Jurnas.net - Pemerintah Kota (Pemkot) Surabaya berkoordinasi dengan sejumlah pengelola pusat perbelanjaan agar tidak membangun pagar dengan ketinggian berlebihan. Langkah ini dilakukan untuk menjaga estetika kota sekaligus memastikan masyarakat tetap merasa aman dan nyaman saat beraktivitas.
Wali Kota Surabaya Eri Cahyadi mengatakan, pihaknya telah bertemu dengan sejumlah pengelola mal untuk membahas desain pagar yang dipasang di kawasan pusat perbelanjaan. Dalam pertemuan tersebut, ia menyarankan agar pagar tetap difungsikan sebagai pengaman, tetapi tidak dibuat terlalu tinggi. Menurut Eri, pagar yang menjulang justru dapat menimbulkan kesan seolah-olah kondisi keamanan kota sedang tidak baik.
"Insya Allah nanti kami koordinasikan. Yang saya inginkan ketika ada pagar, kawasan itu tetap terang dan pagarnya tidak terlalu tinggi sehingga tidak mencerminkan seolah-olah masyarakat harus merasa takut. Padahal Kota Surabaya ini aman," kata Eri, Selasa, 4 Agustus 2026.

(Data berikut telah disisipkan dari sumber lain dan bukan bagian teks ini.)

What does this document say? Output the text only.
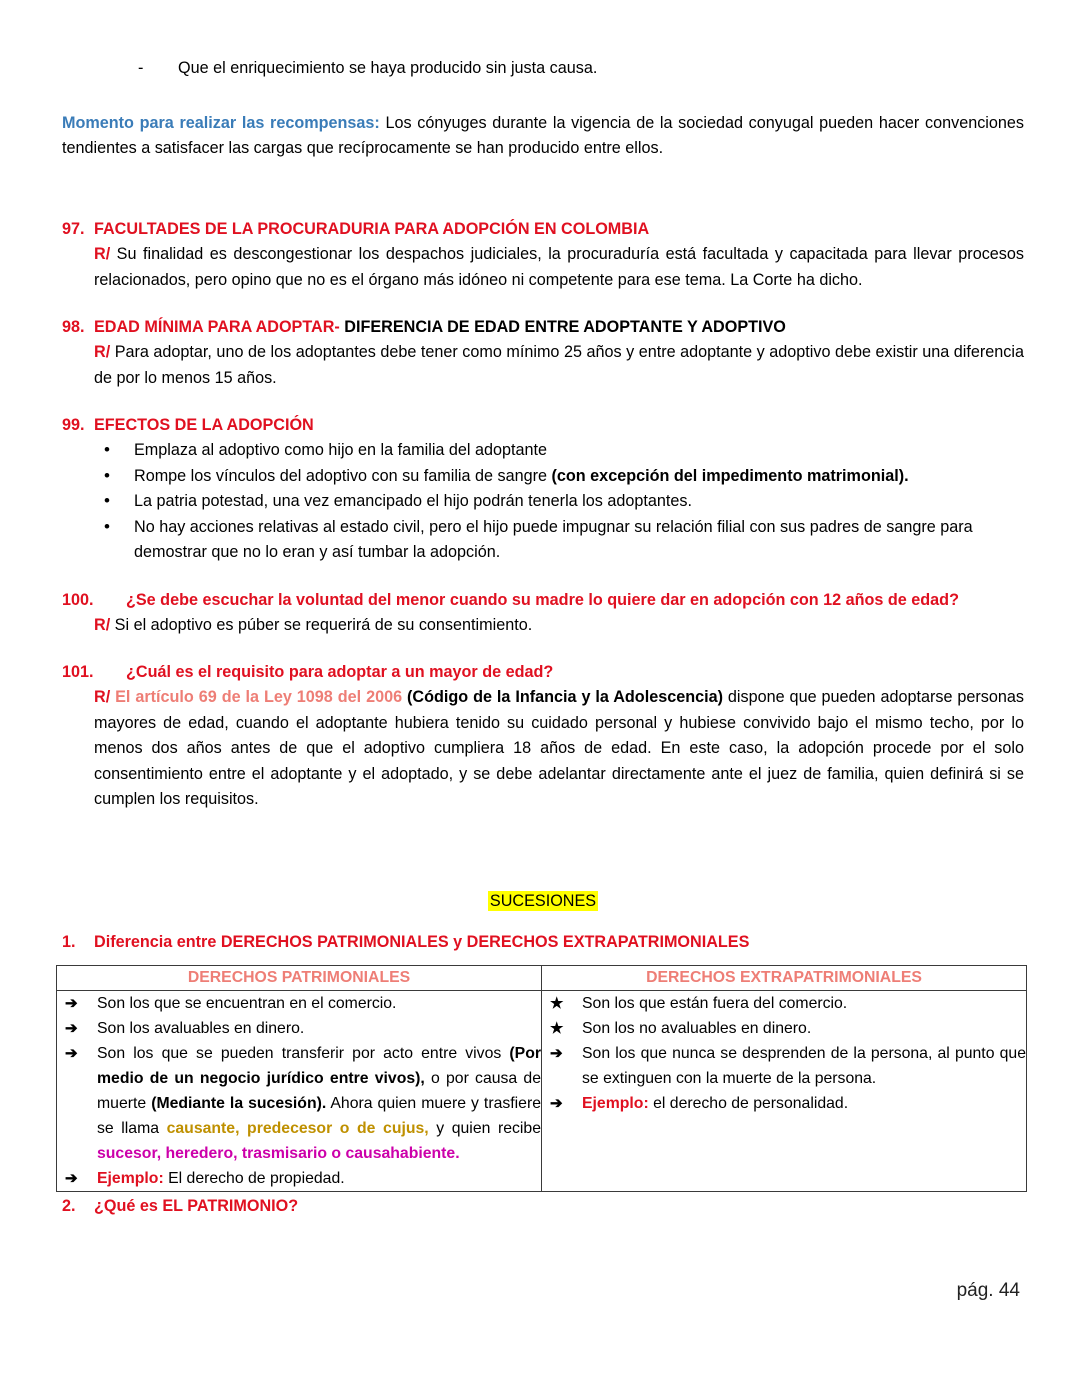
-	Que el enriquecimiento se haya producido sin justa causa.

Momento para realizar las recompensas: Los cónyuges durante la vigencia de la sociedad conyugal pueden hacer convenciones tendientes a satisfacer las cargas que recíprocamente se han producido entre ellos.

97. FACULTADES DE LA PROCURADURIA PARA ADOPCIÓN EN COLOMBIA
R/ Su finalidad es descongestionar los despachos judiciales, la procuraduría está facultada y capacitada para llevar procesos relacionados, pero opino que no es el órgano más idóneo ni competente para ese tema. La Corte ha dicho.
98. EDAD MÍNIMA PARA ADOPTAR- DIFERENCIA DE EDAD ENTRE ADOPTANTE Y ADOPTIVO
R/ Para adoptar, uno de los adoptantes debe tener como mínimo 25 años y entre adoptante y adoptivo debe existir una diferencia de por lo menos 15 años.
99. EFECTOS DE LA ADOPCIÓN
• Emplaza al adoptivo como hijo en la familia del adoptante
• Rompe los vínculos del adoptivo con su familia de sangre (con excepción del impedimento matrimonial).
• La patria potestad, una vez emancipado el hijo podrán tenerla los adoptantes.
• No hay acciones relativas al estado civil, pero el hijo puede impugnar su relación filial con sus padres de sangre para demostrar que no lo eran y así tumbar la adopción.
100.	¿Se debe escuchar la voluntad del menor cuando su madre lo quiere dar en adopción con 12 años de edad?
R/ Si el adoptivo es púber se requerirá de su consentimiento.
101.	¿Cuál es el requisito para adoptar a un mayor de edad?
R/ El artículo 69 de la Ley 1098 del 2006 (Código de la Infancia y la Adolescencia) dispone que pueden adoptarse personas mayores de edad, cuando el adoptante hubiera tenido su cuidado personal y hubiese convivido bajo el mismo techo, por lo menos dos años antes de que el adoptivo cumpliera 18 años de edad. En este caso, la adopción procede por el solo consentimiento entre el adoptante y el adoptado, y se debe adelantar directamente ante el juez de familia, quien definirá si se cumplen los requisitos.
SUCESIONES
1.	Diferencia entre DERECHOS PATRIMONIALES y DERECHOS EXTRAPATRIMONIALES
DERECHOS PATRIMONIALES	DERECHOS EXTRAPATRIMONIALES

➔ Son los que se encuentran en el comercio.
➔ Son los avaluables en dinero.
➔ Son los que se pueden transferir por acto entre vivos (Por medio de un negocio jurídico entre vivos), o por causa de muerte (Mediante la sucesión). Ahora quien muere y trasfiere se llama causante, predecesor o de cujus, y quien recibe sucesor, heredero, trasmisario o causahabiente.
➔ Ejemplo: El derecho de propiedad.

★ Son los que están fuera del comercio.
★ Son los no avaluables en dinero.
➔ Son los que nunca se desprenden de la persona, al punto que se extinguen con la muerte de la persona.
➔ Ejemplo: el derecho de personalidad.
2.	¿Qué es EL PATRIMONIO?
pág. 44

Eri menegaskan, Pemkot Surabaya tidak meminta pengelola mal membongkar pagar yang telah terpasang. Pemerintah hanya mengusulkan agar ketinggian pagar disesuaikan sehingga tetap memenuhi fungsi pengamanan tanpa mengurangi kenyamanan visual. "Kenapa kami tidak meminta dibongkar, karena tidak semua mal di Surabaya seperti itu. Hanya dua atau tiga mal saja," ujarnya.
Ia juga meluruskan anggapan bahwa pemasangan pagar dilakukan untuk mengantisipasi aksi massa. Menurut Eri, pagar lebih ditujukan untuk mendukung pengelolaan kawasan dan meningkatkan keselamatan pengunjung.
Sebagai contoh, Eri menyinggung kondisi di kawasan Tunjungan Plaza yang kerap dipadati pejalan kaki. Menurut dia, masih banyak pengunjung yang memilih menyeberang langsung di Jalan Basuki Rahmat meski telah tersedia Jembatan Penyeberangan Orang (JPO). Kebiasaan tersebut dinilai membahayakan keselamatan pejalan kaki maupun pengguna kendaraan.
"Orang sering langsung menyeberang di depan Tunjungan Plaza. Kami juga sering mengingatkan agar tidak menyeberang di situ karena sudah ada JPO. Pengelola mal kemudian mengusulkan adanya pagar supaya orang keluar ke kanan atau kiri sehingga lebih mudah dipantau. Tetapi saya sampaikan, pagarnya jangan terlalu tinggi karena nanti menimbulkan kesan seolah-olah ada sesuatu yang perlu dikhawatirkan, padahal tidak seperti itu," kata Eri.
Selain berkoordinasi dengan pengelola mal, Pemkot Surabaya melalui Dinas Perhubungan juga telah memasang barrier atau pembatas beton di Jalan Basuki Rahmat. Pembatas tersebut dipasang untuk mengarahkan pejalan kaki menggunakan JPO saat menyeberang jalan. Menurut Eri, penggunaan barrier beton dipilih karena lebih kokoh dibanding pembatas berbahan plastik yang mudah bergeser dan berpotensi membahayakan pengguna jalan.
Eri juga mengajak masyarakat untuk bersama-sama menjaga fasilitas umum yang telah disediakan pemerintah. Ia mengingatkan agar warga mematuhi rambu lalu lintas dan tidak memindahkan fasilitas keselamatan di jalan. "Kalau dulu memakai barrier plastik sering bergeser dan posisinya menjadi tidak beraturan. Karena itu, mari bersama-sama menjaga Surabaya. Kalau ada larangan parkir jangan parkir sembarangan, kalau jalan sudah ditutup barrier jangan memotong jalan. Tujuannya agar tidak terjadi kecelakaan," ujarnya.
Menurut Eri, kolaborasi antara pemerintah, pengelola pusat perbelanjaan, dan masyarakat menjadi kunci menciptakan kawasan perkotaan yang aman, tertib, sekaligus tetap nyaman dipandang. Ia berharap penataan kawasan komersial di Surabaya dapat mengutamakan aspek keselamatan tanpa mengesampingkan estetika kota.